State of play: Judge John S. Martin issued a stay of all proceedings after the Virginia Supreme Court appointed a three-judge panel to decide whether four separate lawsuits — filed across four counties — should be consolidated into one jurisdiction. That panel hasn't issued a briefing schedule, hasn't signaled a timeline, and the ban takes effect July 1.
Catch up quick:
- Virginia's law bans the sale, manufacture, and transfer of so-called "assault firearms" and standard-capacity magazines
- Gun Owners of America, the Virginia Citizens Defense League, and Second Amendment journalist John Crump are plaintiffs in the Lancaster County case
- Anti-gun AG Jay Jones petitioned to consolidate the four cases — a move plaintiffs say is being used to run out the clock
The plaintiffs pushed back hard, filing an emergency response arguing the court retains full authority to hear the injunction request while consolidation is pending.

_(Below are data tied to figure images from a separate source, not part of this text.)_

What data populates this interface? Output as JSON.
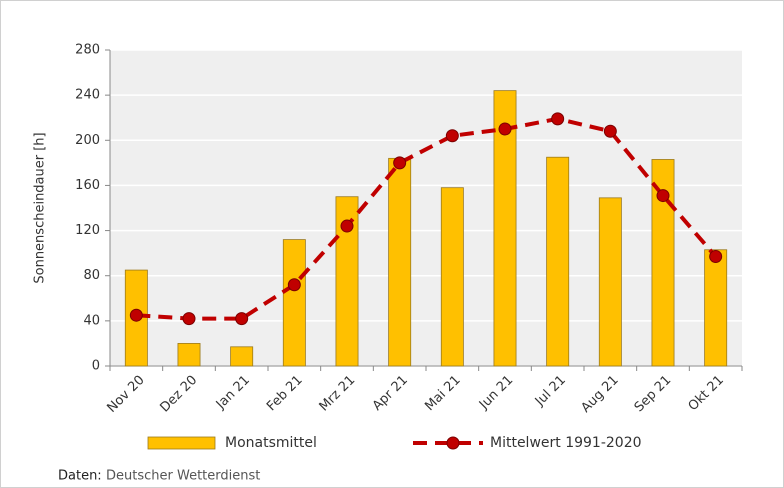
{
  "chart_data": {
    "type": "bar",
    "y_label": "Sonnenscheindauer [h]",
    "categories": [
      "Nov 20",
      "Dez 20",
      "Jan 21",
      "Feb 21",
      "Mrz 21",
      "Apr 21",
      "Mai 21",
      "Jun 21",
      "Jul 21",
      "Aug 21",
      "Sep 21",
      "Okt 21"
    ],
    "series": [
      {
        "name": "Monatsmittel",
        "type": "bar",
        "color": "#ffc000",
        "values": [
          85,
          20,
          17,
          112,
          150,
          184,
          158,
          244,
          185,
          149,
          183,
          103
        ]
      },
      {
        "name": "Mittelwert 1991-2020",
        "type": "line",
        "color": "#c00000",
        "values": [
          45,
          42,
          42,
          72,
          124,
          180,
          204,
          210,
          219,
          208,
          151,
          97
        ]
      }
    ],
    "ylim": [
      0,
      280
    ],
    "yticks": [
      0,
      40,
      80,
      120,
      160,
      200,
      240,
      280
    ],
    "grid": true,
    "legend": "bottom",
    "source_label": "Daten:",
    "source": "Deutscher Wetterdienst"
  }
}
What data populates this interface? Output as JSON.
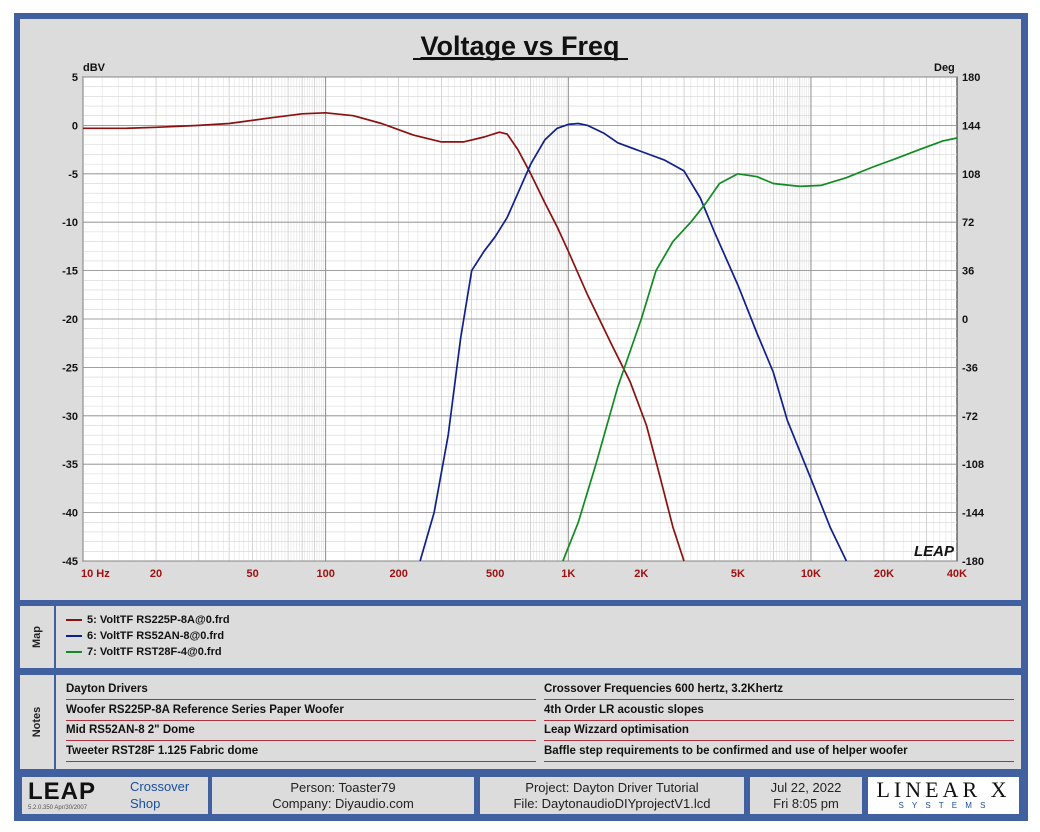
{
  "chart_data": {
    "type": "line",
    "title": "Voltage vs Freq",
    "ylabel_left": "dBV",
    "ylabel_right": "Deg",
    "x_scale": "log",
    "xlim": [
      10,
      40000
    ],
    "ylim": [
      -45,
      5
    ],
    "ylim_right": [
      -180,
      180
    ],
    "x_ticks": [
      {
        "value": 10,
        "label": "10  Hz"
      },
      {
        "value": 20,
        "label": "20"
      },
      {
        "value": 50,
        "label": "50"
      },
      {
        "value": 100,
        "label": "100"
      },
      {
        "value": 200,
        "label": "200"
      },
      {
        "value": 500,
        "label": "500"
      },
      {
        "value": 1000,
        "label": "1K"
      },
      {
        "value": 2000,
        "label": "2K"
      },
      {
        "value": 5000,
        "label": "5K"
      },
      {
        "value": 10000,
        "label": "10K"
      },
      {
        "value": 20000,
        "label": "20K"
      },
      {
        "value": 40000,
        "label": "40K"
      }
    ],
    "y_ticks": [
      5,
      0,
      -5,
      -10,
      -15,
      -20,
      -25,
      -30,
      -35,
      -40,
      -45
    ],
    "y_tick_labels": [
      "5",
      "0",
      "-5",
      "-10",
      "-15",
      "-20",
      "-25",
      "-30",
      "-35",
      "-40",
      "-45"
    ],
    "y_right_ticks": [
      180,
      144,
      108,
      72,
      36,
      0,
      -36,
      -72,
      -108,
      -144,
      -180
    ],
    "y_right_tick_labels": [
      "180",
      "144",
      "108",
      "72",
      "36",
      "0",
      "-36",
      "-72",
      "-108",
      "-144",
      "-180"
    ],
    "grid": true,
    "watermark": "LEAP",
    "series": [
      {
        "name": "5: VoltTF  RS225P-8A@0.frd",
        "color": "#8b1010",
        "points": [
          [
            10,
            -0.3
          ],
          [
            15,
            -0.3
          ],
          [
            20,
            -0.2
          ],
          [
            30,
            0
          ],
          [
            40,
            0.2
          ],
          [
            60,
            0.8
          ],
          [
            80,
            1.2
          ],
          [
            100,
            1.3
          ],
          [
            130,
            1.0
          ],
          [
            170,
            0.2
          ],
          [
            230,
            -1.0
          ],
          [
            300,
            -1.7
          ],
          [
            370,
            -1.7
          ],
          [
            450,
            -1.2
          ],
          [
            520,
            -0.7
          ],
          [
            560,
            -0.9
          ],
          [
            620,
            -2.5
          ],
          [
            700,
            -5.0
          ],
          [
            800,
            -8.0
          ],
          [
            900,
            -10.5
          ],
          [
            1000,
            -13.0
          ],
          [
            1200,
            -17.5
          ],
          [
            1500,
            -22.5
          ],
          [
            1800,
            -26.5
          ],
          [
            2100,
            -31.0
          ],
          [
            2400,
            -36.5
          ],
          [
            2700,
            -41.5
          ],
          [
            3000,
            -45.0
          ]
        ]
      },
      {
        "name": "6: VoltTF  RS52AN-8@0.frd",
        "color": "#10208b",
        "points": [
          [
            245,
            -45
          ],
          [
            280,
            -40
          ],
          [
            320,
            -32
          ],
          [
            360,
            -22
          ],
          [
            400,
            -15
          ],
          [
            450,
            -13
          ],
          [
            500,
            -11.5
          ],
          [
            560,
            -9.5
          ],
          [
            620,
            -7
          ],
          [
            700,
            -4
          ],
          [
            800,
            -1.5
          ],
          [
            900,
            -0.3
          ],
          [
            1000,
            0.1
          ],
          [
            1100,
            0.2
          ],
          [
            1200,
            0
          ],
          [
            1400,
            -0.8
          ],
          [
            1600,
            -1.8
          ],
          [
            2000,
            -2.7
          ],
          [
            2500,
            -3.6
          ],
          [
            3000,
            -4.7
          ],
          [
            3500,
            -7.5
          ],
          [
            4000,
            -11.0
          ],
          [
            5000,
            -16.5
          ],
          [
            6000,
            -21.5
          ],
          [
            7000,
            -25.5
          ],
          [
            8000,
            -30.5
          ],
          [
            10000,
            -36.5
          ],
          [
            12000,
            -41.5
          ],
          [
            14000,
            -45.0
          ]
        ]
      },
      {
        "name": "7: VoltTF  RST28F-4@0.frd",
        "color": "#108b20",
        "points": [
          [
            950,
            -45
          ],
          [
            1100,
            -41
          ],
          [
            1300,
            -35
          ],
          [
            1600,
            -27
          ],
          [
            2000,
            -20
          ],
          [
            2300,
            -15
          ],
          [
            2700,
            -12
          ],
          [
            3200,
            -10
          ],
          [
            3700,
            -8
          ],
          [
            4200,
            -6
          ],
          [
            5000,
            -5
          ],
          [
            6000,
            -5.3
          ],
          [
            7000,
            -6
          ],
          [
            9000,
            -6.3
          ],
          [
            11000,
            -6.2
          ],
          [
            14000,
            -5.4
          ],
          [
            18000,
            -4.3
          ],
          [
            22000,
            -3.5
          ],
          [
            28000,
            -2.5
          ],
          [
            35000,
            -1.6
          ],
          [
            40000,
            -1.3
          ]
        ]
      }
    ]
  },
  "map": {
    "label": "Map"
  },
  "notes": {
    "label": "Notes",
    "left": [
      "Dayton Drivers",
      "Woofer RS225P-8A Reference Series Paper Woofer",
      "Mid RS52AN-8 2\" Dome",
      "Tweeter RST28F 1.125 Fabric dome"
    ],
    "right": [
      "Crossover Frequencies 600 hertz, 3.2Khertz",
      "4th Order LR acoustic slopes",
      "Leap Wizzard optimisation",
      "Baffle step requirements to be confirmed and use of helper woofer"
    ]
  },
  "footer": {
    "logo": "LEAP",
    "version": "5.2.0.350   Apr/30/2007",
    "product_line1": "Crossover",
    "product_line2": "Shop",
    "person": "Person: Toaster79",
    "company": "Company: Diyaudio.com",
    "project": "Project: Dayton Driver Tutorial",
    "file": "File: DaytonaudioDIYprojectV1.lcd",
    "date": "Jul 22, 2022",
    "time": "Fri  8:05 pm",
    "brand_line1": "LINEAR X",
    "brand_line2": "S Y S T E M S"
  }
}
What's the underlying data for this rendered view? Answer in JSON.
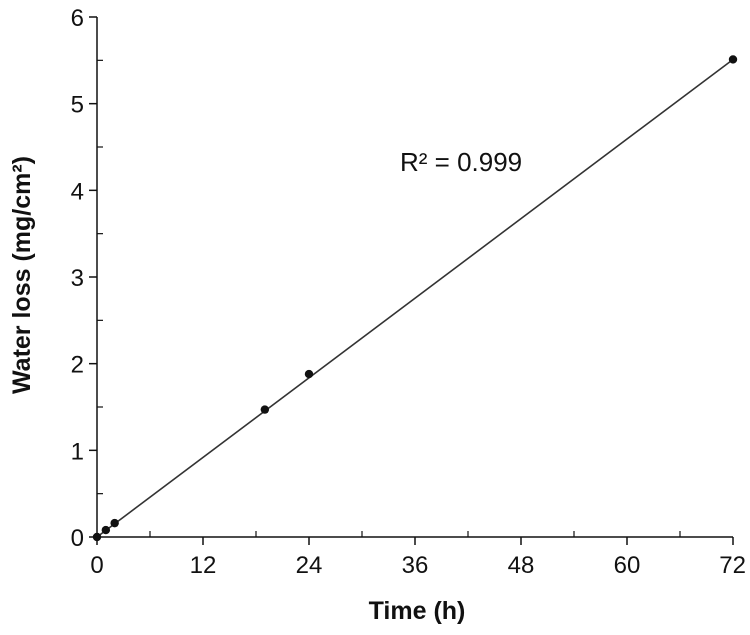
{
  "chart_data": {
    "type": "scatter",
    "xlabel": "Time (h)",
    "ylabel": "Water loss (mg/cm²)",
    "xlim": [
      0,
      72
    ],
    "ylim": [
      0,
      6
    ],
    "x_ticks": [
      "0",
      "12",
      "24",
      "36",
      "48",
      "60",
      "72"
    ],
    "y_ticks": [
      "0",
      "1",
      "2",
      "3",
      "4",
      "5",
      "6"
    ],
    "series": [
      {
        "x": [
          0,
          1,
          2,
          19,
          24,
          72
        ],
        "y": [
          0.0,
          0.08,
          0.16,
          1.47,
          1.88,
          5.51
        ]
      }
    ],
    "trendline": {
      "type": "linear",
      "x": [
        0,
        72
      ],
      "y": [
        0.0,
        5.51
      ]
    },
    "annotation": "R² = 0.999",
    "grid": false,
    "colors": {
      "axis": "#111111",
      "marker": "#111111",
      "trendline": "#333333"
    }
  }
}
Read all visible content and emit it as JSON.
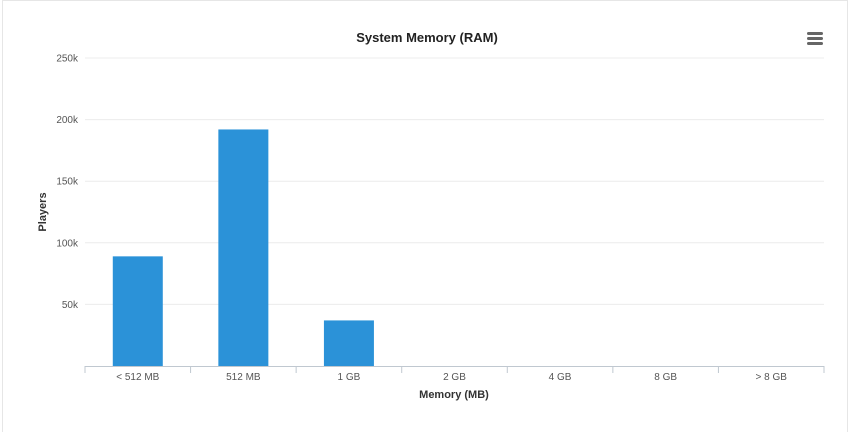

Under Virginia's Multiple Claimant Litigation Act, lower courts are only barred from issuing their own consolidation or transfer orders — not from conducting normal proceedings. Staying everything wasn't required. It was a choice.
"It is entirely plausible that the Panel may take several months to have proceedings and issue a decision, by which point the Plaintiffs and those whose interests they represent will have suffered ongoing and irreparable harm for months." — Plaintiffs' emergency response, Crump v. Katz
Between the lines: AG Jones's consolidation gambit is straightforward — if you can't beat the injunction argument on the merits, delay it until the ban is already law. Once July 1 passes without a court order, the legal posture shifts. Plaintiffs go from stopping a ban to unwinding one.
Jones's legal arguments in his formal response are equally aggressive. He's claiming the Virginia Constitution doesn't protect an individual right to keep and bear arms — and that even if it did, it wouldn't cover AR-15s and similar rifles banned under the law. Those claims will get their day in court eventually. The question is whether "eventually" means before or after the ban is live.
What to watch: A separate case in Washington County Circuit Court still has a hearing scheduled for June 25. That judge hasn't issued a similar stay, making it the last realistic shot at a pre-July 1 injunction. Whether Judge Martin reverses himself in Lancaster County remains possible — plaintiffs made a strong legal argument — but it doesn't look likely.